By unanimous vote, the board approved the designation of sloping land east of the visitors center to a “food forest” project funded and coordinated by the state in partnership with the University of Tennessee Municipal Technical Assistance Service. A second tract of land near the nearby Mountain Harvest Kitchen was designated for six raised garden beds to be cultivated in partnership with community organizations.
The projects will be funded by the state without any financial investment from the town. The town committed the land for up to 10 years with the stipulation the agreement will be nullified if the project partners fail to take proper care of the property.
Mountain Harvest Kitchen Executive Director Lee Chase will serve as the town’s representative on a governing board that will oversee the project. Chase said possible community partners may include a local Girl Scout troop and the Agriculture Department at Unicoi County High School.

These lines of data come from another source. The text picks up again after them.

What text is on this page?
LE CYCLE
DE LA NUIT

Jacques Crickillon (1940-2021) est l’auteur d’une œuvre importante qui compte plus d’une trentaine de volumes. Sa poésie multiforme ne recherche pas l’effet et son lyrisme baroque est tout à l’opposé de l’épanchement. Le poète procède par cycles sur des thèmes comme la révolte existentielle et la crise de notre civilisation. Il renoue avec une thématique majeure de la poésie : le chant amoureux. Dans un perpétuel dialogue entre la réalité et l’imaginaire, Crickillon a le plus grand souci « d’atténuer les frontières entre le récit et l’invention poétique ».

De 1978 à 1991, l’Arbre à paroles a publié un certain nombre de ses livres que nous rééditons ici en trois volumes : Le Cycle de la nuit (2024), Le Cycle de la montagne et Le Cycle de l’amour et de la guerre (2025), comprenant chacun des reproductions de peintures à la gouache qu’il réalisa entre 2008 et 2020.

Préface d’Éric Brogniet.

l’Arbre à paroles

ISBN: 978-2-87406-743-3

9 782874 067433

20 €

The board also voted Monday to move forward with an exploration of flood mitigation options for low lying areas in several areas of the town.
After a lengthy discussion of several areas of town prone to flooding during heavy rain and various forms of assistance available, the board voted unanimously to follow through on a Tennessee Department of Transportation survey of the town’s primary flooding issues and on a recent FEMA assessment that may qualify the town for financial assistance.
Areas tagged for evaluation include Howard Gouge Road at Whistle Stop Deli, Massachusetts Avenue, Spring Valley and others.
Also at Monday’s meeting, former alderman Roger Cooper resigned and Alderman Kathy Bullen was appointed to fill his spot as the town’s representative on the Unicoi County Animal Control Board.
Mayor Johnny Lynch and Alderman Jeff Linville requested the switch to provide the town with greater insight into the board’s work and stewardship of approximately $43,000 in Unicoi funds allocated for the operation county animal shelter and animal control staff.
Alderman Doug Hopson countered he had seen no problems at the shelter and felt the control board was doing a good job.
Lynch argued the control board’s “numbers are out of line,” with an average of more than $600 being spent on every animal sheltered in Unicoi County compared to the less than $300 in the next highest Tennessee County.
The board approved Bullen’s appointment by a 4-0 vote, with Hopson abstaining and several of the board members thanking Cooper for his service.
The board also conducted a public hearing on a resolution to remove the mandatory 300-foot site distance between schools and churches and establishments selling beer for off-premises consumption in lieu of licenses issued by the board on a case-to-case basis.
In February, the board approved the resolution on first reading by a vote of 3-2, with aldermen Wanda Radford and Linville opposed. In March, the board tabled a second reading vote in lieu of a public hearing after Radford and Linville said several town residents had thanked them for their no votes.
Each of the four citizens who spoke at Monday’s public hearing were opposed to the measure, citing the need to keep alcohol sales at a distance from children. The board did not vote on the issue on Monday.
Finally, Director of Schools John English presented the board with a request for the town to commit its current $175,000 annual debt service payment on the county high school to capital improvements when the high school debt is paid off in 2021.
English said the school system has already committed its current $330,000 debt service on the high school to between $7 and $8.5 million in improvements, including the renovation of Gentry Stadium and construction of a new gym at Unicoi Elementary School.
English said the school system’s commitment will cover about $5 million of expense over the term a new capital outlay note and the system is beginning conversations now to fund the remaining cost.